# Megazorb



## Jazzy B Bunny (Jun 21, 2007)

Hello, don't normally post in here! 

I'm looking at getting an APH very soon. I use megazorb for my rabbits as litter, would this be ok for 'Harry hedgehog' as a substrate? I could use aspen but can't help but think megazorb will be comfier.


----------



## fantapants (Jan 4, 2008)

I wouldn't use megazorb with hedgehogs, I can see it getting stuck between the quills and irritating the eyes etc. fleece liners or even just news paper is awesome for hedgies.


----------



## Jazzy B Bunny (Jun 21, 2007)

Thanks  could I use aspen? I'm picking up little Harry next Sunday!


----------



## paulajo (Oct 13, 2010)

I personally love finacard as its dust free, very economical and its easy for the hogs to rummage through for goodies.

FinaCARD Cardboard Bedding Maxibale [Finacard] - £13.99 : Finacard, Quality Animal Bedding

This is what i buy its £13.99 including postage but ive just noticed that they've started to do a APH mix, dearer but i really do find this good.

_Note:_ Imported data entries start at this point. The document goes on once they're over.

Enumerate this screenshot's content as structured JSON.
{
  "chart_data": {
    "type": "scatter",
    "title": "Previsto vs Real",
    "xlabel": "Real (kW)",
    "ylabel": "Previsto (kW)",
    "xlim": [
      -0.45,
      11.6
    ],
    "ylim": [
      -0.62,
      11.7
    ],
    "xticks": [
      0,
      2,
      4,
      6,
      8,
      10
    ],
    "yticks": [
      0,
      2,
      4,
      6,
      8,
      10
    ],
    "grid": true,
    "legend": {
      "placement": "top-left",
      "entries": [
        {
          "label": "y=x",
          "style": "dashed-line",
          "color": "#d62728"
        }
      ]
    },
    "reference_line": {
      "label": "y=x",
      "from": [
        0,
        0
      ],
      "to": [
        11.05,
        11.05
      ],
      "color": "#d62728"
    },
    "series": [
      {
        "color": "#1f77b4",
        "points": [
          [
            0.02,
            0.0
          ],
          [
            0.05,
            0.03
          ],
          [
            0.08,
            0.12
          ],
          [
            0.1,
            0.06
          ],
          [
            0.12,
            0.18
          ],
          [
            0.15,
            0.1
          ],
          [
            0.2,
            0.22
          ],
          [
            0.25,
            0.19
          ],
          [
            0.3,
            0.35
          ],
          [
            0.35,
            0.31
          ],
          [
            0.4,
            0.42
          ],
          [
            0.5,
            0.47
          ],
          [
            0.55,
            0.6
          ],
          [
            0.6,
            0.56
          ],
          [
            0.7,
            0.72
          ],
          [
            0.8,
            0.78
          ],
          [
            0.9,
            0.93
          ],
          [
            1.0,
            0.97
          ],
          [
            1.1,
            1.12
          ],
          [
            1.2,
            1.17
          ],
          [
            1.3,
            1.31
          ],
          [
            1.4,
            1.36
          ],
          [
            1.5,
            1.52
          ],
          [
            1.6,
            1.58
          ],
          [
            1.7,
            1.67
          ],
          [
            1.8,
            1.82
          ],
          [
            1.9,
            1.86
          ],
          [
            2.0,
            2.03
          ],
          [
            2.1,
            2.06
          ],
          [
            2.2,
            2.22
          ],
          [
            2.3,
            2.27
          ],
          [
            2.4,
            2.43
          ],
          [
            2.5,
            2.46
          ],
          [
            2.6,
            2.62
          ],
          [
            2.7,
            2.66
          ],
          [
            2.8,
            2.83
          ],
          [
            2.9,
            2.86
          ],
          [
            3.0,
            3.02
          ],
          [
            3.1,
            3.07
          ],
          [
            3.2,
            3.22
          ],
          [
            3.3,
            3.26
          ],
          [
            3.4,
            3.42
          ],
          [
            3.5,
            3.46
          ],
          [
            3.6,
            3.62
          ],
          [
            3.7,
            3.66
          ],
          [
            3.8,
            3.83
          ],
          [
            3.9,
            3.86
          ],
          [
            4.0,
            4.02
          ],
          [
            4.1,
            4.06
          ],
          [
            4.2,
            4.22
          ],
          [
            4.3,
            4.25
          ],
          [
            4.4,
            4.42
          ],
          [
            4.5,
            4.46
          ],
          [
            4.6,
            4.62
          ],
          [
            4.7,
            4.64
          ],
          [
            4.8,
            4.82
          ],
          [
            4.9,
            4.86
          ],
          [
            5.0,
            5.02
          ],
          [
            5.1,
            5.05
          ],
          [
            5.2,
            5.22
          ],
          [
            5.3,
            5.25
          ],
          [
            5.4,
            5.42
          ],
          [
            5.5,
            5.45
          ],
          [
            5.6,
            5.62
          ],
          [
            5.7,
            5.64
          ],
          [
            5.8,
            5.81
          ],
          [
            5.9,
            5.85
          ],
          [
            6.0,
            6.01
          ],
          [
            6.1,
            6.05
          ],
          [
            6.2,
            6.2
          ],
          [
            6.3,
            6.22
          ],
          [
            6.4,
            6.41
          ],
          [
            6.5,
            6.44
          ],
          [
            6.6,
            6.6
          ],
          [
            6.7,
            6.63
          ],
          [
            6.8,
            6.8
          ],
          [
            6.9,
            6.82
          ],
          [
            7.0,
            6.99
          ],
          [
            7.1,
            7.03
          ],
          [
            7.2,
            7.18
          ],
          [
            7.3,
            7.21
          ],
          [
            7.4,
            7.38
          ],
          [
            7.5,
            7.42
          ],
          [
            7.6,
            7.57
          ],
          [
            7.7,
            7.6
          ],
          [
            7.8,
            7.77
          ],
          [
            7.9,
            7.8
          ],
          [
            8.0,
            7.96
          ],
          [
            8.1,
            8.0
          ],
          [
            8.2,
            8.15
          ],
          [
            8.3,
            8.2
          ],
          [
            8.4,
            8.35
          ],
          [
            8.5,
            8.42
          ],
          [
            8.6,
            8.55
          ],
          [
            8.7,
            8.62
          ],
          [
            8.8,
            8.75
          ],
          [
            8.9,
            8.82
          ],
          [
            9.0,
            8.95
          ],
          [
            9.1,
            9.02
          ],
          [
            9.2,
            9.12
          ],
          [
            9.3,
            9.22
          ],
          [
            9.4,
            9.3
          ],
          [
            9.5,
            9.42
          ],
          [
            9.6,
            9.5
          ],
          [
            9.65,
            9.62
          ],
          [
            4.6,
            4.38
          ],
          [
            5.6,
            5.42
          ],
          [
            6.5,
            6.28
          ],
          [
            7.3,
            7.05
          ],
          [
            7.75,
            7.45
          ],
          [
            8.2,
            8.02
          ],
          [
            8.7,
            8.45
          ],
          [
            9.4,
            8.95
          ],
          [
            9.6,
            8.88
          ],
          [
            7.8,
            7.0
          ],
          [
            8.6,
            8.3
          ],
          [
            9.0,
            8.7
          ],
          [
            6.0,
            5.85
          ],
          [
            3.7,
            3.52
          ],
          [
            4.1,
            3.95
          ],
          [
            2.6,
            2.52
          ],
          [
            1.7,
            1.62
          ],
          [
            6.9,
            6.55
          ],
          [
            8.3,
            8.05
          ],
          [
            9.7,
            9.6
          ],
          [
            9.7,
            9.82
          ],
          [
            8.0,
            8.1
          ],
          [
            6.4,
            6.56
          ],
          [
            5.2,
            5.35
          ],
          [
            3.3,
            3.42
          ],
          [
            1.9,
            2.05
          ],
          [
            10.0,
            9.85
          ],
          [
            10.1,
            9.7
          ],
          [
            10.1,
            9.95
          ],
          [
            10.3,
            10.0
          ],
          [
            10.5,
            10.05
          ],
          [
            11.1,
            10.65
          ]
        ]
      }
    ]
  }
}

I also put in a tray of chinchilla sand with their wheel in. They use this to poop and wee in plus have great fun rolling in it.

I tend to find aspen a little to dusty and i wouldnt really want to wash fleece every day! :whistling2:


----------



## Jazzy B Bunny (Jun 21, 2007)

Thanks, I have ordered finacard.
Do you just use that or do you put newspaper down first?

I've just been out and bought all his things! Now all I need is Harry (and the finacard) :lol2:


----------



## Jazzy B Bunny (Jun 21, 2007)

Also I've read that they shouldn't have a wheel until they are 12 weeks + is that true? I have on order a 30cm flying saucer


----------



## paulajo (Oct 13, 2010)

Yes thats right about the wheel and no i dont put paper down first.

Mine have a fleece bag, cat toys (ball, soft toys) Large tube tp walk through etc

You probably already know, so sorry if you do but they cant have grapes, raisins etc or any dairy products, milk, cheese etc Otherwise i tend to give them tiny amounts to sample plus their dried cat food.

I dont know whether you been on the forum but it really is excellent its called, oh heres the link, its easier! :whistling2:

Pygmy Hogs UK - African Pygmy Hedgehog Forum

There is so much info available and everyones great at helping out if you have any questions

All the best Paula


----------



## Jazzy B Bunny (Jun 21, 2007)

Thank you 
I'll leave his wheel out for a few weeks. I couldn't get the food that the breeder is feeding him, so I got some iams dry chicken flavour 'pellets' will also ask for some of his normal food to make the change easier.
Getting him next Sunday. Will be the longest week ever!


----------



## paulajo (Oct 13, 2010)

Iams chicken are fine but try mixing in Go-cat veg indoor as well. It gives them a good variety and also stops them from being dependant on one type.

Seven 'sleeps' are SOOO long! I had to wait that long for my two little girlie Sugar Gliders a few weeks ago, it went on forever! Forget kids waiting for Father Xmas, adults having to wait for new pets are far worse!! :lol2:

Enjoy and please post some photos when he arrives, i'd love to see him.


----------



## Jazzy B Bunny (Jun 21, 2007)

It's going to be hell and I'll probably annoy everyone a week! :lol2: 

I have some pets at home meat and veg dry cat food (it has rabbit in) that I feed to my roaches. Do you think that would be ok to mix with the iams? 

I shall look at that forum in a bit


----------



## Jazzy B Bunny (Jun 21, 2007)

I've ordered him a 'bunker' and a bonding bag from a forum member on there! He's going to be so spoilt! :flrt:


----------